No go :( still stuck at the last device

@bmfmancini
Copy link
Member Author

Still seeing the PHP errors

[05-Dec-2019 21:06:01 America/Toronto] PHP Parse error: syntax error, unexpected 'new' (T_NEW) in /tmp/ccpbQLoBY on line 266
[05-Dec-2019 21:06:01 America/Toronto] PHP Parse error: syntax error, unexpected 'new' (T_NEW) in /tmp/ccp65tqUT on line 110
[05-Dec-2019 21:07:01 America/Toronto] PHP Parse error: syntax error, unexpected 'new' (T_NEW) in /tmp/ccpC3Eax2 on line 98
[05-Dec-2019 21:07:02 America/Toronto] PHP Parse error: syntax error, unexpected 'new' (T_NEW) in /tmp/ccphudQZO on line 266
[05-Dec-2019 21:07:02 America/Toronto] PHP Parse error: syntax error, unexpected 'new' (T_NEW) in /tmp/ccpwLstxB on line 110
[05-Dec-2019 21:08:01 America/Toronto] PHP Parse error: syntax error, unexpected 'new' (T_NEW) in /tmp/ccpqIoXOT on line 98
[05-Dec-2019 21:08:02 America/Toronto] PHP Parse error: syntax error, unexpected 'new' (T_NEW) in /tmp/ccpPEWd5w on line 266
[05-Dec-2019 21:08:02 America/Toronto] PHP Parse error: syntax error, unexpected 'new' (T_NEW) in /tmp/ccpwJBDqa on line 110
[05-Dec-2019 21:09:01 America/Toronto] PHP Parse error: syntax error, unexpected 'new' (T_NEW) in /tmp/ccp6S0fjJ on line 98
[05-Dec-2019 21:09:01 America/Toronto] PHP Parse error: syntax error, unexpected 'new' (T_NEW) in /tmp/ccpbObEed on line 266
[05-Dec-2019 21:09:01 America/Toronto] PHP Parse error: syntax error, unexpected 'new' (T_NEW) in /tmp/ccpeJjjfH on line 110
[05-Dec-2019 21:10:01 America/Toronto] PHP Parse error: syntax error, unexpected 'new' (T_NEW) in /tmp/ccptNTcXz on line 98
[05-Dec-2019 21:10:01 America/Toronto] PHP Parse error: syntax error, unexpected 'new' (T_NEW) in /tmp/ccp974DHU on line 266
[05-Dec-2019 21:10:01 America/Toronto] PHP Parse error: syntax error, unexpected 'new' (T_NEW) in /tmp/ccpfrA0wf on line 110
[05-Dec-2019 21:11:01 America/Toronto] PHP Parse error: syntax error, unexpected 'new' (T_NEW) in /tmp/ccp8NZ8cl on line 98
[05-Dec-2019 21:11:01 America/Toronto] PHP Parse error: syntax error, unexpected 'new' (T_NEW) in /tmp/ccp1WszEw on line 266
[05-Dec-2019 21:11:01 America/Toronto] PHP Parse error: syntax error, unexpected 'new' (T_NEW) in /tmp/ccpYHagbI on line 110

@bmfmancini
Copy link
Member Author

wait a sec....

I have Cerius reporting installed from @thurban which also is showing this in the logs
ERROR: PHP Source File '/var/www/html/cacti/plugins/CereusReporting/ReportEngines/fpdf/fpdi_pdf_parser.php'': Errors parsing /tmp/ccpddIFIB

There is not a chance there is something funky happening with the plugin is there ?
I am just for testing going to disable the plugin and see if somehow its related its a long shot but lets see

@bmfmancini
Copy link
Member Author

Well, I'll be damned ! it works now!
Same scan works like a charm after I uninstalled the reporting plugin
The php errors are still present though

@bmfmancini
Copy link
Member Author

Ok I re-enabled the plugin and its still working so either co-incidence or the table re-install from the plugin re-install fixed it ???

I have no c;lue how the two can be tied together

@cigamit
Copy link
Member

cigamit commented Dec 6, 2019

I know it's tough to ask, but when working with us on a maintenance branch you will have to do a full update to the 1.2.x branch.

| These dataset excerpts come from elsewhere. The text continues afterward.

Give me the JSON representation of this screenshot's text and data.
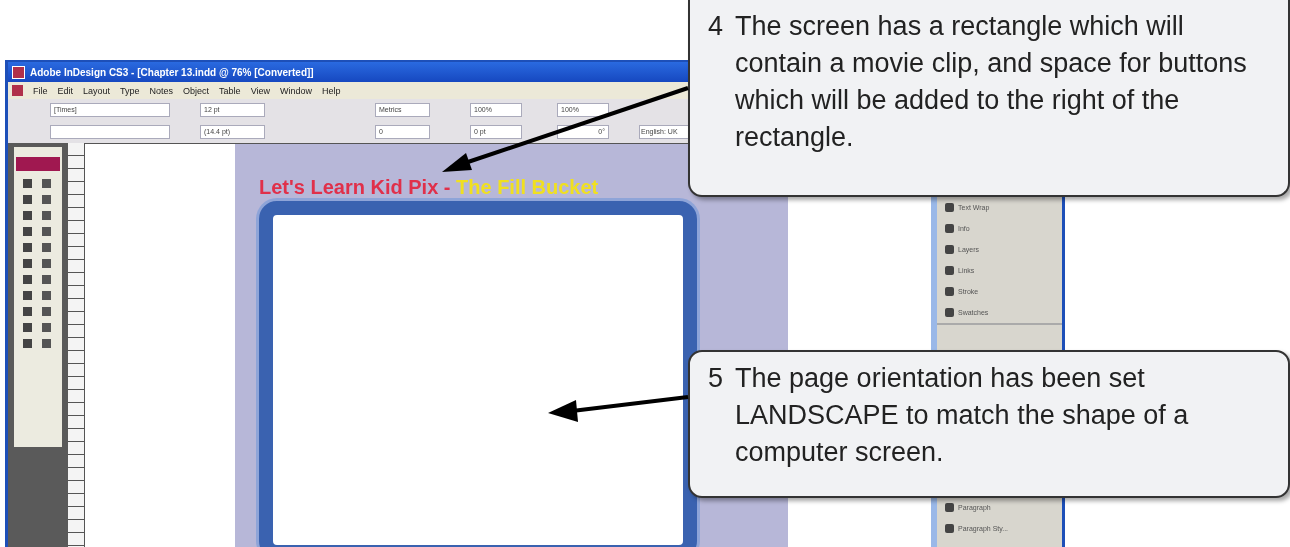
{
  "window": {
    "title": "Adobe InDesign CS3 - [Chapter 13.indd @ 76% [Converted]]"
  },
  "menu": [
    "File",
    "Edit",
    "Layout",
    "Type",
    "Notes",
    "Object",
    "Table",
    "View",
    "Window",
    "Help"
  ],
  "control_fields": {
    "font": "[Times]",
    "size": "12 pt",
    "leading": "(14.4 pt)",
    "kerning": "Metrics",
    "tracking": "0",
    "vertical_scale": "100%",
    "baseline_shift": "0 pt",
    "horizontal_scale": "100%",
    "skew": "0°",
    "language": "English: UK"
  },
  "headline": [
    {
      "text": "Let's Learn Kid Pix - ",
      "color": "#e0304a"
    },
    {
      "text": "The Fill Bucket",
      "color": "#f0e020"
    }
  ],
  "panels": [
    {
      "label": "Text Wrap"
    },
    {
      "label": "Info"
    },
    {
      "label": "Layers"
    },
    {
      "label": "Links"
    },
    {
      "label": "Stroke"
    },
    {
      "label": "Swatches"
    },
    {
      "label": "Paragraph"
    },
    {
      "label": "Paragraph Sty..."
    }
  ],
  "callouts": [
    {
      "number": "4",
      "text": "The screen has a rectangle which will contain a movie clip, and space for buttons which will be added to the right of the rectangle."
    },
    {
      "number": "5",
      "text": "The page orientation has been set LANDSCAPE to match the shape of a computer screen."
    }
  ]
}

That way, the convert_tables.php --dynamic would not have been a problem. It also simplifies things for us in that we don't have to tell you to update this and that, we can just say sync to branch xxx.

@bmfmancini
Copy link
Member Author

bmfmancini commented Dec 6, 2019 via email

@bmfmancini
Copy link
Member Author

bmfmancini commented Dec 6, 2019 via email

@thurban
Copy link
Contributor

thurban commented Dec 6, 2019

Hi. I guess the whole fpdp extensions isn't required anymore. Going to look into this and remove it.
Nevertheless, the Cereus pluging shouldn't be on a remote poller in the first place (that's the nosync setting in INFO).

cigamit, is there an option for plugins to explicetly state that they should not run/be enalbed on remote pollers ?

@cigamit
Copy link
Member

cigamit commented Dec 6, 2019

Sean, we appreciate your persistence as well. And knowing it's production, yea, that does make things a bit tenuous. We are hoping that this release will be the last one of the 1.2 series. We've been working overtime to wring out the bugs. We have actually been delaying the 1.3 development now for literally 6 months.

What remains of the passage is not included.